Okra Leaves—Agricultural Waste for the Removal of Cr(III) and Cr(VI) from Contaminated Water  [PDF]
Mazhar Iqbal Khaskheli, Saima Qayyum Memon, Zaheer Ahmed Chandio, Wahid Bux Jatoi, Mohammad Tariq Mahar, Faiz Mohammad Khokhar
American Journal of Analytical Chemistry (AJAC) , 2016, DOI: 10.4236/ajac.2016.74037
Abstract: The present study demonstrates the sorptive efficiency of okra leaves for the Cr(III) and Cr(VI) in aqueous system. The batch dynamic sorption method was carried out as the function of the pH of the solution, sorbent doze, initial bulk concentration, shaking speed and contact time. The experimental data were examined by Langmuir and Freundlich isotherms. Cr(III) at pH-4.0 and Cr(VI) pH-2.0 showed a maximum sorption capacities 221.17 mg/g and 81.94 mg/g respectively. Kinetically experimental data of both chromium species were well fitted to pseudo second order rate, Elovich, Morris-Weber and Richenberg equations.
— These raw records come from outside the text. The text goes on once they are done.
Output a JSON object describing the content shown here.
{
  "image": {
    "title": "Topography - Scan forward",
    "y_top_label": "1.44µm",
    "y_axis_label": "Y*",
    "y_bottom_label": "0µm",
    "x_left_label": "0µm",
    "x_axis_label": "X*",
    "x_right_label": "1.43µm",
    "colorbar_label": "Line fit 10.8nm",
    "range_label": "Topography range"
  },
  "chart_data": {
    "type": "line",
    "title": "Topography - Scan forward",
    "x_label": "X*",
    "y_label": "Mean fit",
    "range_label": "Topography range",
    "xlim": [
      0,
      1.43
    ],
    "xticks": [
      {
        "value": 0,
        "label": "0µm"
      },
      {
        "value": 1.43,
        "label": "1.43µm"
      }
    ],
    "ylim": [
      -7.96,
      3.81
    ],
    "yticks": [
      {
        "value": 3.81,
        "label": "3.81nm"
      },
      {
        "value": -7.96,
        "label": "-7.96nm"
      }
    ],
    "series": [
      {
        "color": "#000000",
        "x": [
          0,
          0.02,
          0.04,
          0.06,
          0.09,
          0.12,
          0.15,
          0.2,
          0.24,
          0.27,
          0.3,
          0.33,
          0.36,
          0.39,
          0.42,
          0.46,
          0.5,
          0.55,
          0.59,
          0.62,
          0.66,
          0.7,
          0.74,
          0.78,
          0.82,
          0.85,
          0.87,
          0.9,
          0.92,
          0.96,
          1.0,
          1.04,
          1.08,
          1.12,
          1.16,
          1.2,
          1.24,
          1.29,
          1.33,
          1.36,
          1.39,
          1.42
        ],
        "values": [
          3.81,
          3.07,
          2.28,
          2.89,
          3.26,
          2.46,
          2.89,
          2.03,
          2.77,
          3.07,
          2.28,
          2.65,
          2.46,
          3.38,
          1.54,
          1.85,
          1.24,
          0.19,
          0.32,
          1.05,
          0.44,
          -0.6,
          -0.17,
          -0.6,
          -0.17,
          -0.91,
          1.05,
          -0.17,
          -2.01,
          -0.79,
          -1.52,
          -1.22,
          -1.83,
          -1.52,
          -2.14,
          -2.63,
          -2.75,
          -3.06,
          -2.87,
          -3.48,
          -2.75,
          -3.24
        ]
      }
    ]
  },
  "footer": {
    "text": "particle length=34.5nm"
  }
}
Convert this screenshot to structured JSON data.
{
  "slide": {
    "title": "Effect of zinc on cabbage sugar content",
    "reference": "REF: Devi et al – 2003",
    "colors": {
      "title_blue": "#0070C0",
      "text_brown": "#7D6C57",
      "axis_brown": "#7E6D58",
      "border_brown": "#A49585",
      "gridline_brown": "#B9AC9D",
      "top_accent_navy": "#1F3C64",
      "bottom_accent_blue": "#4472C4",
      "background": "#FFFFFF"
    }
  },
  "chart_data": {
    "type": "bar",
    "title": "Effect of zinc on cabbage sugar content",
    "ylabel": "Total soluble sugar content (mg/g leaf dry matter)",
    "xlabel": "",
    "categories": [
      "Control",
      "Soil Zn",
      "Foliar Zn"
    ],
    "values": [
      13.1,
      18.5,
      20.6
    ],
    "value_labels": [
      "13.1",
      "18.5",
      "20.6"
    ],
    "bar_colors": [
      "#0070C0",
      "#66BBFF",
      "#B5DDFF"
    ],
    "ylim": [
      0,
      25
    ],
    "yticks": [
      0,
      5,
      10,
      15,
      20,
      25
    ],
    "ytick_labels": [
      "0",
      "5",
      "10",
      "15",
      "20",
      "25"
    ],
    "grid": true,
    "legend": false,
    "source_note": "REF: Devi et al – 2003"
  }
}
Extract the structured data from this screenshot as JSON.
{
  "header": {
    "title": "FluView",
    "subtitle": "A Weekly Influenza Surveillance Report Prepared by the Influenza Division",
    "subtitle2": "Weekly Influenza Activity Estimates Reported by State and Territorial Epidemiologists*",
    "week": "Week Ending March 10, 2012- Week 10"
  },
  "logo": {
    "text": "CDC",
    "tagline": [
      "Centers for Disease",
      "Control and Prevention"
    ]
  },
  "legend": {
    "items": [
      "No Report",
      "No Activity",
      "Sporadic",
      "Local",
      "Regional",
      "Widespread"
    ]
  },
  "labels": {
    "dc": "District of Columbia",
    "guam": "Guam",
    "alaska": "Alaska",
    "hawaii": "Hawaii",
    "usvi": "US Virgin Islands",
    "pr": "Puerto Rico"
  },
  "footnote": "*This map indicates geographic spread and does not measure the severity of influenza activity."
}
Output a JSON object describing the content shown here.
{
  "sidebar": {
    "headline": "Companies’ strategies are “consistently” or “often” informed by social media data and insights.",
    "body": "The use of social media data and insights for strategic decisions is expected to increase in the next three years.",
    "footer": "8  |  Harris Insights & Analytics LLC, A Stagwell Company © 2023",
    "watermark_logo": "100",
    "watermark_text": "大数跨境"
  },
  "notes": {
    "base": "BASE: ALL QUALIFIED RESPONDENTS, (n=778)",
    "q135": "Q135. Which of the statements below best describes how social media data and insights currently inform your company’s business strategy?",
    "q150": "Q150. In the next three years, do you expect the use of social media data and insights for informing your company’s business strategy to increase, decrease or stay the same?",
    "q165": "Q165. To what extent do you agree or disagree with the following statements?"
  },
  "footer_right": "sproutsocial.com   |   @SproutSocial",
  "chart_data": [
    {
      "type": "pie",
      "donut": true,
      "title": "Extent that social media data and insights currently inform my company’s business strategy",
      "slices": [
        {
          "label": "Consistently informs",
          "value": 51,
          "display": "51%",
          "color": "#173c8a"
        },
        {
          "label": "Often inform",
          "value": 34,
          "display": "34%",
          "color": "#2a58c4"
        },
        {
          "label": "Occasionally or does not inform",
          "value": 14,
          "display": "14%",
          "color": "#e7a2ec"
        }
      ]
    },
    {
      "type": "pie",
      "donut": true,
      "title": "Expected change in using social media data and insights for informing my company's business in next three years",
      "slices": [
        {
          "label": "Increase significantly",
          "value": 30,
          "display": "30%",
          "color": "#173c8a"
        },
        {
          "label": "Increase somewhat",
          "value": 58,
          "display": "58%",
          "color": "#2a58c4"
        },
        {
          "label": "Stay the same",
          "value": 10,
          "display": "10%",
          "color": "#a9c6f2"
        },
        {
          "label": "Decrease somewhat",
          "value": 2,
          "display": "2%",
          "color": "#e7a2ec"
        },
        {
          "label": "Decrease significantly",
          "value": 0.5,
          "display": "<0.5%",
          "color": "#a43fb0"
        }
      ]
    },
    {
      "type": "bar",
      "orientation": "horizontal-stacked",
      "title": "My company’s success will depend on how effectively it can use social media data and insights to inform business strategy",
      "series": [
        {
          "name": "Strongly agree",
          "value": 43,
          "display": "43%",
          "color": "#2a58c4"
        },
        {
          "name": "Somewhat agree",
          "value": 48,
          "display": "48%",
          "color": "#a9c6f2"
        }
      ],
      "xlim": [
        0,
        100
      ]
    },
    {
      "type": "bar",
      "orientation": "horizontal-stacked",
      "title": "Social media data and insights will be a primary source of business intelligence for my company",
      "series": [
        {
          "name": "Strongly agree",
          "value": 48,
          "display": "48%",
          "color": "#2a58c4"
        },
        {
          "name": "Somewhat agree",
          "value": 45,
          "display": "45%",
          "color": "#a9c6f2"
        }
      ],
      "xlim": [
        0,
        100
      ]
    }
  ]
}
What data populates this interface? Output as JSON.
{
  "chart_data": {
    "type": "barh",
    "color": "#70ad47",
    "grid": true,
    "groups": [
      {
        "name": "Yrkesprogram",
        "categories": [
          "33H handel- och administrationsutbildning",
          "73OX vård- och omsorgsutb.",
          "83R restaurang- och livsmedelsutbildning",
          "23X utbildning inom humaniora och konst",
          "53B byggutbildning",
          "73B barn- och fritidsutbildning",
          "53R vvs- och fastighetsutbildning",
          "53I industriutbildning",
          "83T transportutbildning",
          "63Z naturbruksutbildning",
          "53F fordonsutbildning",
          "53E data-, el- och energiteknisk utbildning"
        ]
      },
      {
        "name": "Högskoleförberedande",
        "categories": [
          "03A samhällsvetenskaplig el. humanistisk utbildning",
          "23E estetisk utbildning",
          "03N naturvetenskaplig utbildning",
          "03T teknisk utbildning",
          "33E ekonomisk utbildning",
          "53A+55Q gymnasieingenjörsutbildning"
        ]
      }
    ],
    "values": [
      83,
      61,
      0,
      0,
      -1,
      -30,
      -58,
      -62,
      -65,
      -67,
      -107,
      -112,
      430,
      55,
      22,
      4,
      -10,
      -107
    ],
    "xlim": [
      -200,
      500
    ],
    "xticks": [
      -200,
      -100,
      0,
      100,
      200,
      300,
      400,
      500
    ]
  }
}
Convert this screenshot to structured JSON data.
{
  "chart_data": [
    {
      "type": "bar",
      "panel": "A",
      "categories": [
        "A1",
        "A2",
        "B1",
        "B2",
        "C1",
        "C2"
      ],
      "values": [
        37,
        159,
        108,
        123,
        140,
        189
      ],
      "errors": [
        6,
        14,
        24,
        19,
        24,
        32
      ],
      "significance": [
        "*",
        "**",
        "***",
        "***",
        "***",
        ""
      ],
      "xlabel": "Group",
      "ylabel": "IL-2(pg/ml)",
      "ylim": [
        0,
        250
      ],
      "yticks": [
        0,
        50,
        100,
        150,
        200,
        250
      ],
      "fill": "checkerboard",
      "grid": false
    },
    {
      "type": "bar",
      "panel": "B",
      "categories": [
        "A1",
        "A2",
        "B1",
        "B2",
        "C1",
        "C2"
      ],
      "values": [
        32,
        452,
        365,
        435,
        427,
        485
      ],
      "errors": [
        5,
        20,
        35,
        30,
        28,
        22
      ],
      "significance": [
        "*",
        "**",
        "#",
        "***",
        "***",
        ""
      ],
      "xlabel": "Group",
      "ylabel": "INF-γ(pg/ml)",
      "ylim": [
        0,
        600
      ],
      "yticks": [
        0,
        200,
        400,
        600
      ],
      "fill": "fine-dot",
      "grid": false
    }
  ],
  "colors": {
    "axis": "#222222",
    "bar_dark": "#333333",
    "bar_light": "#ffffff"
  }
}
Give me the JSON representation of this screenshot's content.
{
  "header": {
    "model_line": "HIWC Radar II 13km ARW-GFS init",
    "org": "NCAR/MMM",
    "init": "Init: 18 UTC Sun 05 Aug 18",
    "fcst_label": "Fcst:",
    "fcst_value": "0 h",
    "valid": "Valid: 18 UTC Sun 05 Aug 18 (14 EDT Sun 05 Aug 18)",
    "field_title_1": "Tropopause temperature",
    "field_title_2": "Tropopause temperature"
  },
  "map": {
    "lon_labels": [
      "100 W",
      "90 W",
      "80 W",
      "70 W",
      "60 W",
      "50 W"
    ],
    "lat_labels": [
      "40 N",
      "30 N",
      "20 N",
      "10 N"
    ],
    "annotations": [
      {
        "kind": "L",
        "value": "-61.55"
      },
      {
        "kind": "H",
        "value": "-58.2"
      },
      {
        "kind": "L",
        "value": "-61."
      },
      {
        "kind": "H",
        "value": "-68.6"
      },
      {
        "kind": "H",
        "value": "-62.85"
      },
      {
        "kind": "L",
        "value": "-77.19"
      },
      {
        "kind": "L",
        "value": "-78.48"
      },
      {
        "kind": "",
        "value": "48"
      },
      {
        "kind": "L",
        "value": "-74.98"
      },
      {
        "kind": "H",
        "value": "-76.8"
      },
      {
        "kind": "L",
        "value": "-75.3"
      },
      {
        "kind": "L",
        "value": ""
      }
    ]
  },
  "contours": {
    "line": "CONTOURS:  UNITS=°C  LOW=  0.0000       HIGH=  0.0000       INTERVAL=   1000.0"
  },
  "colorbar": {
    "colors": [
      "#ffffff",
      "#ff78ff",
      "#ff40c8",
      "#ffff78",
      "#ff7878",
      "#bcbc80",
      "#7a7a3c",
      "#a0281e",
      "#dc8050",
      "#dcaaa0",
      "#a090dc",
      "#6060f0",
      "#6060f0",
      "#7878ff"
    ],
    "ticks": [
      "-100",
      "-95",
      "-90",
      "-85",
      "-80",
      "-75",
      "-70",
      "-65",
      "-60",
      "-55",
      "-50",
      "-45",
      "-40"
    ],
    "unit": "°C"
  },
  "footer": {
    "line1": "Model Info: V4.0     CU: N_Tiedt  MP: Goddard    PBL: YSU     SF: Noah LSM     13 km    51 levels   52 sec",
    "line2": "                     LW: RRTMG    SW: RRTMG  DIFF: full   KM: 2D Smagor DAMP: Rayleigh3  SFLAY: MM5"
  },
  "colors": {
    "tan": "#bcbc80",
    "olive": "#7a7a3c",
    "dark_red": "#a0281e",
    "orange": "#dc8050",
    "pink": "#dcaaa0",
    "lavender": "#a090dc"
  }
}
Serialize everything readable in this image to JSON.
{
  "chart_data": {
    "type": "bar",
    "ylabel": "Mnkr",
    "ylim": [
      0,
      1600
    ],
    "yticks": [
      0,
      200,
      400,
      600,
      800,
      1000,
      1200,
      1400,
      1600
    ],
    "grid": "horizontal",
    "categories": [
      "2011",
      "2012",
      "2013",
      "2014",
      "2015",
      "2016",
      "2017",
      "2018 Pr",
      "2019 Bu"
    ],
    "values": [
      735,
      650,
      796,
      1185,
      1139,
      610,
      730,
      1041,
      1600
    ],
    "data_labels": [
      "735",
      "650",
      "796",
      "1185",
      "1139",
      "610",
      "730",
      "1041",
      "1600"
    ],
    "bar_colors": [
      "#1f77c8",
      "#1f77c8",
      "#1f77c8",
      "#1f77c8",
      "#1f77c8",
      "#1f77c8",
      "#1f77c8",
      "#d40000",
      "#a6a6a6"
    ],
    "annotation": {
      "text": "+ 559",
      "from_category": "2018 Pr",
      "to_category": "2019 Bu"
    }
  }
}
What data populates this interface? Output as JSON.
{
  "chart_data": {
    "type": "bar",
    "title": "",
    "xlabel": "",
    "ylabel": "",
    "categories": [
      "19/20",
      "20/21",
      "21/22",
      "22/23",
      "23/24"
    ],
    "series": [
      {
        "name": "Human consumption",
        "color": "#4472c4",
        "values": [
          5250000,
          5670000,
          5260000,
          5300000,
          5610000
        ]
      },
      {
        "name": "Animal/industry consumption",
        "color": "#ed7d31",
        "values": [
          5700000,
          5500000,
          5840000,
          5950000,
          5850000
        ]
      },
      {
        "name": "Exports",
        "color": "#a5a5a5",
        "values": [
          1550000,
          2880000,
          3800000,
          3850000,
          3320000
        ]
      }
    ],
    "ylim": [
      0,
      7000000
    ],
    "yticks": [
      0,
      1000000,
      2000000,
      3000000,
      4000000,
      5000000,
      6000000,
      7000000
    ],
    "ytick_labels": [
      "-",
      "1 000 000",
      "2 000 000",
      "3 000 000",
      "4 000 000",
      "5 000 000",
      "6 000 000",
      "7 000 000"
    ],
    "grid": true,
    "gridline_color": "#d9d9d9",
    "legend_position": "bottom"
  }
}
Positive values of enthalpy change and negative values of Gibbs free energy indicated the endothermic and spontaneous nature of sorption reaction respectively. The developed method was applied to real ground water samples (affected by industrial wastewater). Up to 92.15% of chromium metal was removed from the real water samples.